その結果、為替スワップ取引が増大した。また、米国多国籍企業の内部ヘッジ手段のイン
フラが整い、為替リスク対策の多様化が目立った。
第 2 は、銀行側の要因である。米銀は、金利自由化により、安定的な収益を確保するこ
とが困難となった。米銀が、外国為替取引をプロフィットセンターとして位置付け、その
ためにニューヨークでの外国為替取引に積極的になった。また、ニューヨーク外国為替市
場の展開の金融側の要因として、外国為替市場と短期金融市場との関係を整理すれば、次
の 3 つに分けることができる。①米銀の本支店間取引(米銀ロンドン支店、近年では米銀
ケイマン支店)、②資金調達の側面におけるニューヨーク国内短期金融市場の利用拡大、③
機関投資家のレポ取引を通じた米銀の短期金融市場からの資金調達、である。これらは、
米銀がニューヨーク外国為替市場での取引を行う上での、金融側のファクターである。外
国為替市場と短期金融市場の関係の強化は、国際投資もしくは国際資本移動にとって、次
のことを意味している。
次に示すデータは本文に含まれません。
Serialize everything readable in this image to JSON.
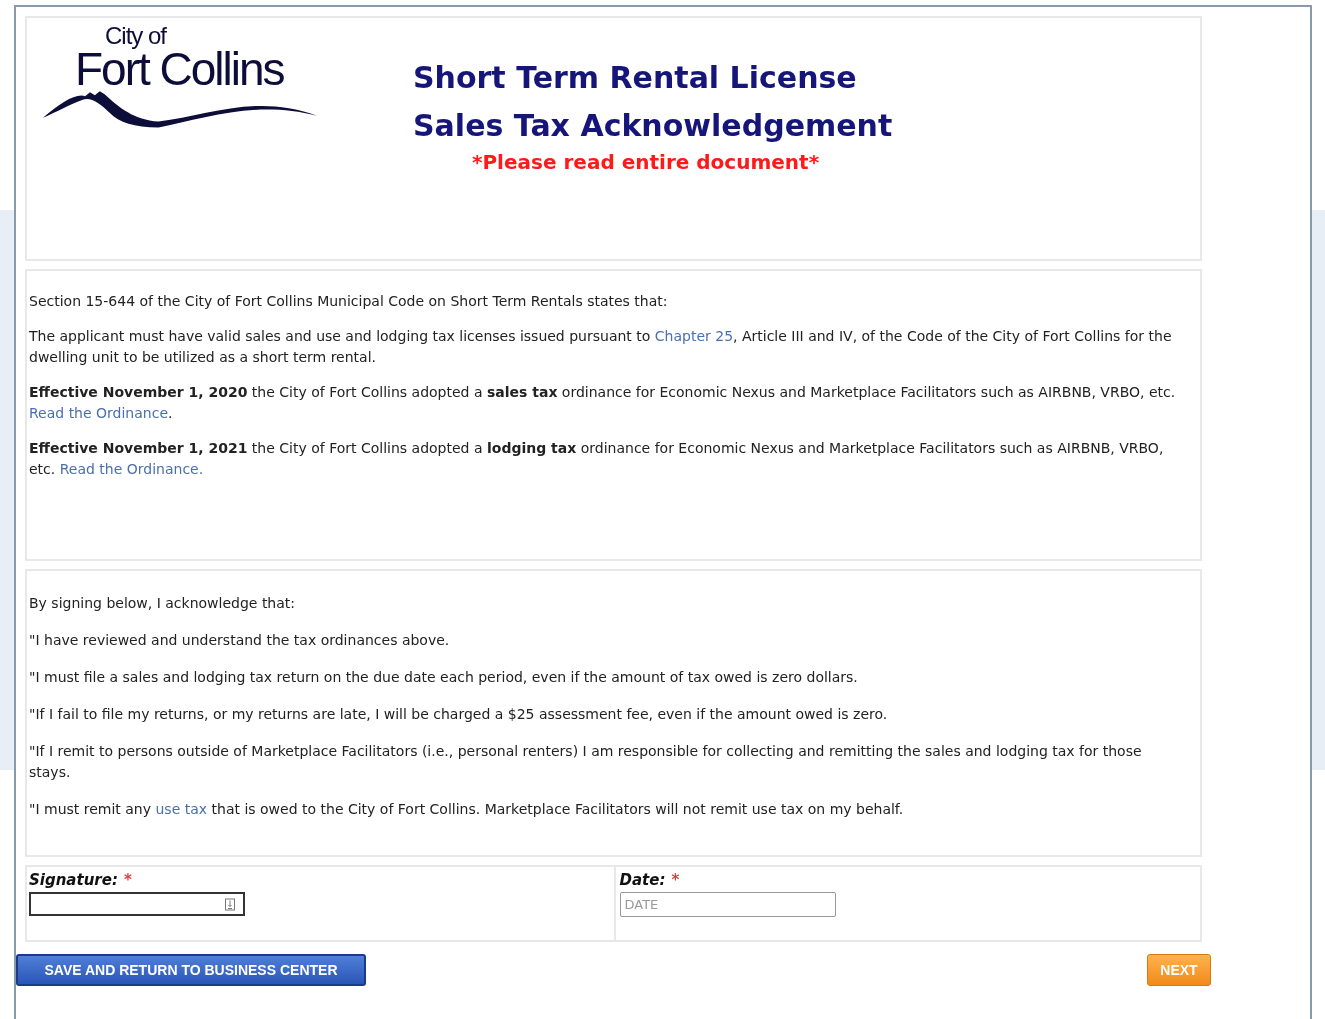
{
  "logo": {
    "line_1": "City of",
    "line_2": "Fort Collins"
  },
  "header": {
    "title_1": "Short Term Rental License",
    "title_2": "Sales Tax Acknowledgement",
    "notice": "*Please read entire document*"
  },
  "ordinance_section": {
    "paragraphs": [
      [
        {
          "kind": "text",
          "text": "Section 15-644 of the City of Fort Collins Municipal Code on Short Term Rentals states that:"
        }
      ],
      [
        {
          "kind": "text",
          "text": "The applicant must have valid sales and use and lodging tax licenses issued pursuant to "
        },
        {
          "kind": "link",
          "text": "Chapter 25"
        },
        {
          "kind": "text",
          "text": ", Article III and IV, of the Code of the City of Fort Collins for the dwelling unit to be utilized as a short term rental."
        }
      ],
      [
        {
          "kind": "text",
          "text": "**Effective November 1, 2020** the City of Fort Collins adopted a **sales tax** ordinance for Economic Nexus and Marketplace Facilitators such as AIRBNB, VRBO, etc. "
        },
        {
          "kind": "link",
          "text": "Read the Ordinance"
        },
        {
          "kind": "text",
          "text": "."
        }
      ],
      [
        {
          "kind": "text",
          "text": "**Effective November 1, 2021** the City of Fort Collins adopted a **lodging tax** ordinance for Economic Nexus and Marketplace Facilitators such as AIRBNB, VRBO, etc. "
        },
        {
          "kind": "link",
          "text": "Read the Ordinance."
        }
      ]
    ]
  },
  "acknowledgement_section": {
    "paragraphs": [
      [
        {
          "kind": "text",
          "text": "By signing below, I acknowledge that:"
        }
      ],
      [
        {
          "kind": "text",
          "text": "\"I have reviewed and understand the tax ordinances above."
        }
      ],
      [
        {
          "kind": "text",
          "text": "\"I must file a sales and lodging tax return on the due date each period, even if the amount of tax owed is zero dollars."
        }
      ],
      [
        {
          "kind": "text",
          "text": "\"If I fail to file my returns, or my returns are late, I will be charged a $25 assessment fee, even if the amount owed is zero."
        }
      ],
      [
        {
          "kind": "text",
          "text": "\"If I remit to persons outside of Marketplace Facilitators (i.e., personal renters) I am responsible for collecting and remitting the sales and lodging tax for those stays."
        }
      ],
      [
        {
          "kind": "text",
          "text": "\"I must remit any "
        },
        {
          "kind": "link",
          "text": "use tax"
        },
        {
          "kind": "text",
          "text": " that is owed to the City of Fort Collins. Marketplace Facilitators will not remit use tax on my behalf."
        }
      ]
    ]
  },
  "form": {
    "fields": [
      {
        "kind": "signature",
        "label": "Signature:",
        "required_mark": "*"
      },
      {
        "kind": "date",
        "label": "Date:",
        "required_mark": "*",
        "placeholder": "DATE"
      }
    ]
  },
  "buttons": {
    "save": "SAVE AND RETURN TO BUSINESS CENTER",
    "next": "NEXT"
  }
}
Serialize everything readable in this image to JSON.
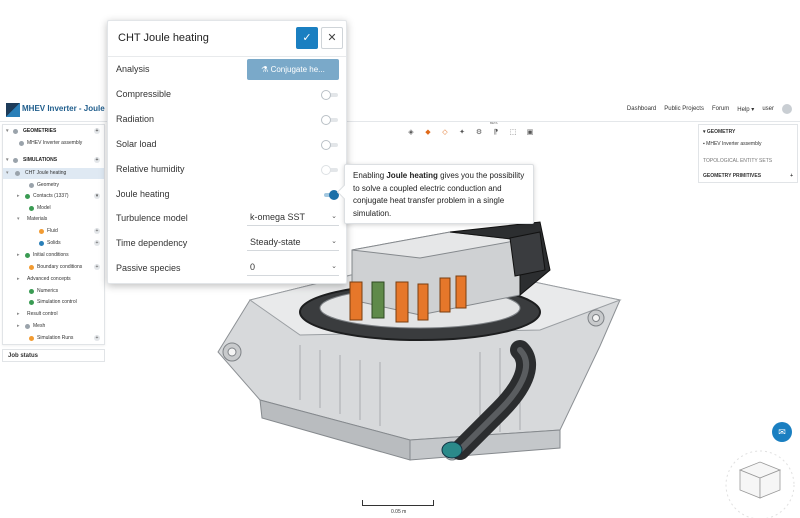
{
  "header": {
    "project_title": "MHEV Inverter - Joule heatin",
    "nav": [
      "Dashboard",
      "Public Projects",
      "Forum",
      "Help ▾"
    ],
    "user": "user"
  },
  "tree": {
    "geometries_label": "GEOMETRIES",
    "geometry_item": "MHEV Inverter assembly",
    "simulations_label": "SIMULATIONS",
    "simulation_item": "CHT Joule heating",
    "children": [
      "Geometry",
      "Contacts (1337)",
      "Model",
      "Materials",
      "Fluid",
      "Solids",
      "Initial conditions",
      "Boundary conditions",
      "Advanced concepts",
      "Numerics",
      "Simulation control",
      "Result control",
      "Mesh",
      "Simulation Runs"
    ]
  },
  "job_status": "Job status",
  "right_panel": {
    "geometry_label": "GEOMETRY",
    "geometry_item": "MHEV Inverter assembly",
    "topo_label": "TOPOLOGICAL ENTITY SETS",
    "primitives_label": "GEOMETRY PRIMITIVES"
  },
  "toolbar": {
    "icons": [
      "cube-view-icon",
      "orange-cube-icon",
      "section-cube-icon",
      "explode-icon",
      "settings-icon",
      "pointer-icon",
      "select-box-icon",
      "screenshot-icon"
    ],
    "beta_label": "BETA"
  },
  "dialog": {
    "title": "CHT Joule heating",
    "analysis_label": "Analysis",
    "analysis_value": "Conjugate he...",
    "compressible_label": "Compressible",
    "radiation_label": "Radiation",
    "solar_load_label": "Solar load",
    "relative_humidity_label": "Relative humidity",
    "joule_heating_label": "Joule heating",
    "turbulence_label": "Turbulence model",
    "turbulence_value": "k-omega SST",
    "time_label": "Time dependency",
    "time_value": "Steady-state",
    "passive_label": "Passive species",
    "passive_value": "0",
    "toggles": {
      "compressible": false,
      "radiation": false,
      "solar_load": false,
      "relative_humidity": false,
      "joule_heating": true
    }
  },
  "tooltip": {
    "prefix": "Enabling ",
    "bold": "Joule heating",
    "suffix": " gives you the possibility to solve a coupled electric conduction and conjugate heat transfer problem in a single simulation."
  },
  "scale_label": "0.05 m",
  "colors": {
    "primary": "#1a7fc1",
    "analysis_button": "#7aa9c9",
    "status_ok": "#3a9b53",
    "status_warn": "#f29b32"
  }
}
銀行は、機関投資家の取引のためという受動的なものではなく、
より積極的な役割を担っている。それを可能にしているのは、ニューヨーク市場の特性(=
多様な金融商品の存在)である。米銀は、米国機関投資家による対顧客取引が増大しても
資金調達の多様化から、対顧客取引に応じることができる。
第 3 は、機関投資家側の要因である。米国機関投資家の国際投資の異種通貨建て資産運
用により、基軸通貨国米国の外国為替市場すなわちニューヨーク外国為替市場が拡大して
いる。米国機関投資家の国際資産運用には、為替取引を必要とする。米国機関投資家の対
顧客取引は、銀行間為替取引に短期金融市場を組み込む形で、展開していく。すなわち国
際資本移動が拡大する。米銀が、米国機関投資家の国際資産運用による国際資本移動を可
能にする装置として、組み込まれている。米国機関投資家の国際資産運用の背景には、資
産規模の増大を挙げることができる。資産規模を拡大できた背景には、ニューヨーク市場
の特性(=多様な金融商品の存在)を指摘できる。1970 年代後半から 1980 年代前半、米
国機関投資家は、米国内において、短期金利の上昇を背景に、MMF を販売し、その資産規
模を増やした。1980 年代後半、米国内では、短期金利は低下したが、米国機関投資家は、
長期の政府債の運用により、収益を上げ、資産規模を増加させていった。1990 年代以降、
短期金利、長期金利が低下した。だが、米国機関投資家は、株価上昇を背景に資産規模を
拡大させ、国際投資を行いはじめた。先進国そしてラテンアメリカを中心とするエマージ
ング諸国へと投資を行った。さらに、アジア、東欧へと投資範囲を拡げた。米国機関投資
家の国際投資の拡大により、ニューヨーク外国為替市場の対顧客取引が増大した。
以上のように、ニューヨーク外国為替市場の歴史的展開の中に、国際資本移動の拡大要
因をみることができる。ニューヨーク外国為替市場の展開を分析することにより、国際資
本移動の拡大要因の新たな視座を構築したい。